Is Google responsible when they index licensed code, then others steal it? It's surely the liability of the programmer to "check" (Not really sure how this would work, either).
What matters is that users of Copilot (the "others" who "steal it" in your scenario) are liable for infringement. That renders Copilot impractical as a tool for production use, regardless of whether Microsoft has any liability.
If it is relevant at all, the threshold of originality applies to the allegedly-copyrighted source consumed by Copilot (as regards bare infringement, not wilfull infringement). If that doesn't meet the threshold, it is not copyrightable.
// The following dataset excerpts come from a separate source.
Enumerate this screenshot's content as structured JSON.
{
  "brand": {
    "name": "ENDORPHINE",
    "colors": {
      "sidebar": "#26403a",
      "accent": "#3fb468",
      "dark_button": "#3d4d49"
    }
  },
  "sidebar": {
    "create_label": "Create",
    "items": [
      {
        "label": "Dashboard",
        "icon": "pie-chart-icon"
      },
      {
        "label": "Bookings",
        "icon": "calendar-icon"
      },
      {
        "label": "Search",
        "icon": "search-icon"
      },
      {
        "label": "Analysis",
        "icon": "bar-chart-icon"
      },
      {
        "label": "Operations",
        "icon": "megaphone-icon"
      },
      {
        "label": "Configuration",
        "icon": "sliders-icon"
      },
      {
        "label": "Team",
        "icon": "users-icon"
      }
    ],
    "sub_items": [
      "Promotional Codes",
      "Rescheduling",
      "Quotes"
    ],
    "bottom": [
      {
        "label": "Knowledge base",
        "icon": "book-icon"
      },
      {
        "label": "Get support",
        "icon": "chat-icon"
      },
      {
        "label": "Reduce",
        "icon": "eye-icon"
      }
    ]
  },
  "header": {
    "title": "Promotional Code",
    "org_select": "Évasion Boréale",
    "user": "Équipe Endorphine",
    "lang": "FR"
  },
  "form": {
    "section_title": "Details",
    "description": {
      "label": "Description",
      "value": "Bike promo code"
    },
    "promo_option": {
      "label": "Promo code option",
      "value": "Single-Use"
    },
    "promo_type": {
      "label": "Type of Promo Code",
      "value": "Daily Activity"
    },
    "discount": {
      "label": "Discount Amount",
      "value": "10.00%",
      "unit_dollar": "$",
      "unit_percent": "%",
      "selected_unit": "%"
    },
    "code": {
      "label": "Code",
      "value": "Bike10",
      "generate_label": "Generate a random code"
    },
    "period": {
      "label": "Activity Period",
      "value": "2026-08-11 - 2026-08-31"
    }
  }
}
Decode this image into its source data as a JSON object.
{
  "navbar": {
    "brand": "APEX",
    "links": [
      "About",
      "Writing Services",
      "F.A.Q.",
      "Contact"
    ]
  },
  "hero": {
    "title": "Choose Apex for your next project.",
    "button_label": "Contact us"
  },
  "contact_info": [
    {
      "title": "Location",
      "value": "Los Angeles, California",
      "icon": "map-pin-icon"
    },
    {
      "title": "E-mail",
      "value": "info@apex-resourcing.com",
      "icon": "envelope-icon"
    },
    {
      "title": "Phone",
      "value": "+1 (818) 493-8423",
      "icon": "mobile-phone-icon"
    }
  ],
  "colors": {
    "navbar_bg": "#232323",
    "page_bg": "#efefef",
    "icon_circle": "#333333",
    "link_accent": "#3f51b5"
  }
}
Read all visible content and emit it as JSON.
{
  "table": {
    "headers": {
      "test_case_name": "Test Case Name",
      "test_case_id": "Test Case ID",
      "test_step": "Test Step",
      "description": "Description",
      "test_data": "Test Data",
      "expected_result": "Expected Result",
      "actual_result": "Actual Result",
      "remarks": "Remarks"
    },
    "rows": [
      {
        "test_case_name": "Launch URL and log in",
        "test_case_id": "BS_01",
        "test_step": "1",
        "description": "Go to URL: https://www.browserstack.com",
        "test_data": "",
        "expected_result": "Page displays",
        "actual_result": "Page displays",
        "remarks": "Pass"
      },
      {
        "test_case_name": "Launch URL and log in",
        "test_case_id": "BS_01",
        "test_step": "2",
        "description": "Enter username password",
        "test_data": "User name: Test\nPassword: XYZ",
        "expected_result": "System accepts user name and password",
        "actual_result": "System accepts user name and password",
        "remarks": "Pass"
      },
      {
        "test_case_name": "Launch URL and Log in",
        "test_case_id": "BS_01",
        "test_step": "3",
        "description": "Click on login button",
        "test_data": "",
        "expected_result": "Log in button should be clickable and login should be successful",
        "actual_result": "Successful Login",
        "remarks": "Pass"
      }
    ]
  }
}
If it is, unauthorized copying not within a copyright exception (e.g., fair use) is infringement.
I can't see any case where originality of the snippet presented by Copilit matters (if Copilot were a person, it would matter to determining if the snippet on its own was copyrightable by Copilot, but still wouldn't be relevant to whether to original copyright was violated.)
How much of the code needs to be "unique" across a single codebase for copilot to be illegally pasting it downstream ?
For a great deal of copilot insertions, it's like the equivalent of me writing the sentence, "the man gasped in surprise" in a novel I'm working on. Yeah maybe that sentence came from somebody else's novel, but you can find the same damn sentence in a thousand other books/papers/etc as well.
Copilot sometimes reproduces code verbatim. You can't use open source code except under the terms of the license. Authors whose code may be reproduced by Copilot need to grant a license to downstream consumers, and republishers of Copilot-generated code need to adhere to the terms of that license.
Copilot is inserting ticking time-bombs into its users' codebases.